Resource Efficient and Cleaner Production (RECP) might be a very technical and industrially focused methodology, but the concept also embodies the principle of team work in order to achieve more with less, and that is what we need as a country.
RECP is defined as a systematic and integrated approach to managing energy, water, environmental and financial resources, eliminating or minimising waste and emissions to the environment, on a sustainable and cost-effective basis.
The NCPC-SA supports industry to implement RECP through thematic projects like the Industrial Energy Efficiency and the Industrial Water Efficiency Projects and is available to provide assistance, advice and technical support to South African industries.
The potential to save resources and related costs through operational improvements is evident in the NCPC-SA’s results. In the past five years, the Centre has assessed 739 company sites of all sizes, from massive steelworks to B&Bs. Identified RECP opportunities in this time period are valued at an average of R1.9 million per company, per year. This is mostly in energy, but water and material savings also feature strongly.

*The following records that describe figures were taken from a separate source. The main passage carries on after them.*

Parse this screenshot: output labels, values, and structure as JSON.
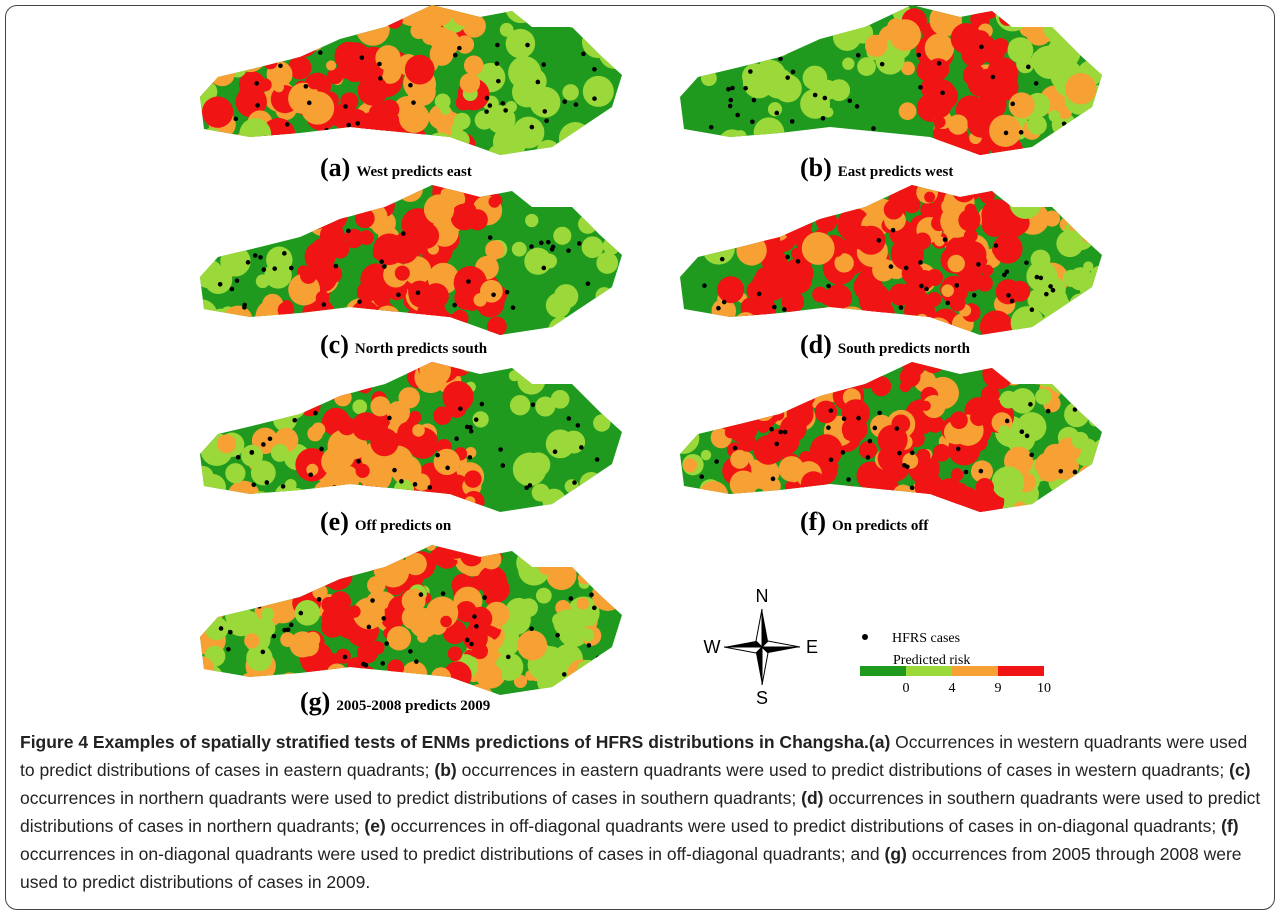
{
  "panels": [
    {
      "letter": "(a)",
      "label": "West predicts east"
    },
    {
      "letter": "(b)",
      "label": "East predicts west"
    },
    {
      "letter": "(c)",
      "label": "North predicts south"
    },
    {
      "letter": "(d)",
      "label": "South predicts north"
    },
    {
      "letter": "(e)",
      "label": "Off predicts on"
    },
    {
      "letter": "(f)",
      "label": "On predicts off"
    },
    {
      "letter": "(g)",
      "label": "2005-2008 predicts 2009"
    }
  ],
  "compass": {
    "n": "N",
    "s": "S",
    "e": "E",
    "w": "W"
  },
  "legend": {
    "cases": "HFRS cases",
    "title": "Predicted risk",
    "ticks": [
      "0",
      "4",
      "9",
      "10"
    ],
    "colors": [
      "#1f9a1f",
      "#9bd83a",
      "#f7a034",
      "#f01414"
    ]
  },
  "caption": {
    "title": "Figure 4 Examples of spatially stratified tests of ENMs predictions of HFRS distributions in Changsha.",
    "parts": [
      {
        "label": "(a)",
        "text": " Occurrences in western quadrants were used to predict distributions of cases in eastern quadrants; "
      },
      {
        "label": "(b)",
        "text": " occurrences in eastern quadrants were used to predict distributions of cases in western quadrants; "
      },
      {
        "label": "(c)",
        "text": " occurrences in northern quadrants were used to predict distributions of cases in southern quadrants; "
      },
      {
        "label": "(d)",
        "text": " occurrences in southern quadrants were used to predict distributions of cases in northern quadrants; "
      },
      {
        "label": "(e)",
        "text": " occurrences in off-diagonal quadrants were used to predict distributions of cases in on-diagonal quadrants; "
      },
      {
        "label": "(f)",
        "text": " occurrences in on-diagonal quadrants were used to predict distributions of cases in off-diagonal quadrants; and "
      },
      {
        "label": "(g)",
        "text": " occurrences from 2005 through 2008 were used to predict distributions of cases in 2009."
      }
    ]
  }
}
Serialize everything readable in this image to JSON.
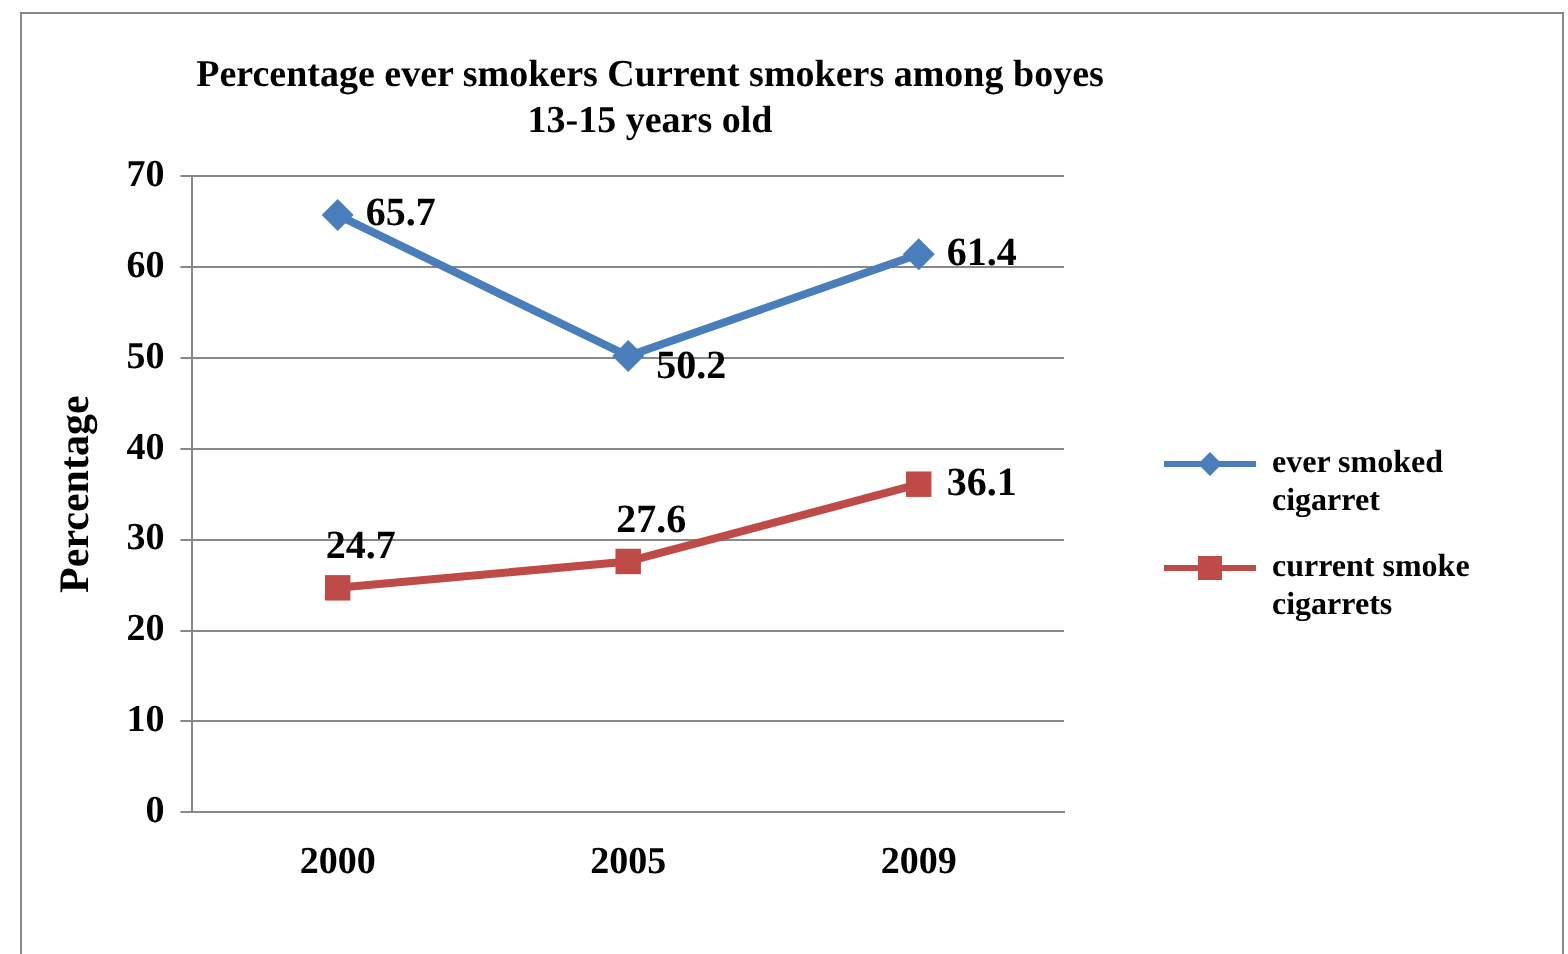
{
  "chart_data": {
    "type": "line",
    "title": "Percentage ever smokers Current smokers among boyes 13-15 years old",
    "ylabel": "Percentage",
    "categories": [
      "2000",
      "2005",
      "2009"
    ],
    "series": [
      {
        "name": "ever smoked cigarret",
        "color": "#4a7ebb",
        "values": [
          65.7,
          50.2,
          61.4
        ],
        "marker": "diamond"
      },
      {
        "name": "current smoke cigarrets",
        "color": "#be4b48",
        "values": [
          24.7,
          27.6,
          36.1
        ],
        "marker": "square"
      }
    ],
    "ylim": [
      0,
      70
    ],
    "yticks": [
      0,
      10,
      20,
      30,
      40,
      50,
      60,
      70
    ],
    "grid": "y",
    "legend": "right",
    "data_labels": true,
    "line_style": "solid"
  }
}
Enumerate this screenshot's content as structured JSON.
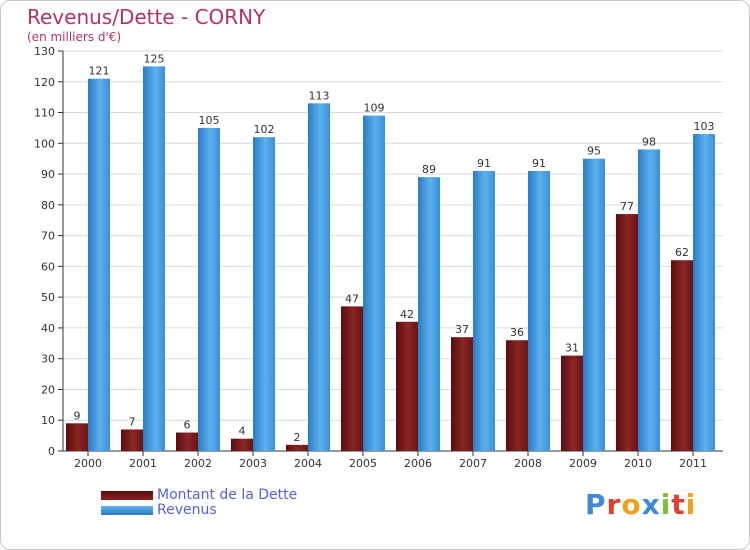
{
  "chart_data": {
    "type": "bar",
    "title": "Revenus/Dette - CORNY",
    "subtitle": "(en milliers d'€)",
    "categories": [
      "2000",
      "2001",
      "2002",
      "2003",
      "2004",
      "2005",
      "2006",
      "2007",
      "2008",
      "2009",
      "2010",
      "2011"
    ],
    "series": [
      {
        "name": "Montant de la Dette",
        "values": [
          9,
          7,
          6,
          4,
          2,
          47,
          42,
          37,
          36,
          31,
          77,
          62
        ],
        "color": "#7a1a1a"
      },
      {
        "name": "Revenus",
        "values": [
          121,
          125,
          105,
          102,
          113,
          109,
          89,
          91,
          91,
          95,
          98,
          103
        ],
        "color": "#3d95dc"
      }
    ],
    "ylim": [
      0,
      130
    ],
    "yticks": [
      0,
      10,
      20,
      30,
      40,
      50,
      60,
      70,
      80,
      90,
      100,
      110,
      120,
      130
    ],
    "xlabel": "",
    "ylabel": "",
    "grid": true,
    "legend_position": "bottom-left"
  },
  "logo": {
    "text": "Proxiti",
    "letter_colors": [
      "#3d8ad6",
      "#e0402f",
      "#f2a21a",
      "#3d8ad6",
      "#7bbf3a",
      "#e0402f",
      "#f2a21a"
    ]
  },
  "colors": {
    "title": "#b0326a",
    "legend_text": "#5860d8",
    "grid": "#d9d9d9",
    "axis": "#333333"
  }
}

Sadly, the majority of companies do not implement the majority of opportunities, for many reasons. But when they do, the results are a testament to what can be achieved with a collective effort. Last year, one company supported by the NCPC-SA in the Western Cape measured water savings of 60.44 million litres over 16 months. That is the water consumption target for the entire City of Cape Town for one week. The impact of hundreds of companies doing likewise speaks for itself.
Companies implementing broader RECP implementation have enjoyed energy and water savings
through an integrated approach. Atlantis Foundry, for example, realised water savings of 4.9 million litres and energy savings of 3 203 MWh, which combined saved the plant R 12.4 million. In under two years.
Savings are just as possible in smaller companies and less resource-intensive sectors. Excellent Meat Packer, part of Excellent Meat Holdings group achieved water savings of
23 million litres and 120 MWh of energy that resulted in combined R1.5 million in monetary savings.
Due to the success of the NCPC-SA projects the Centre recognises the need to advocate for concentrated and inclusive industrial development in a struggling and post COVID-19 national economy.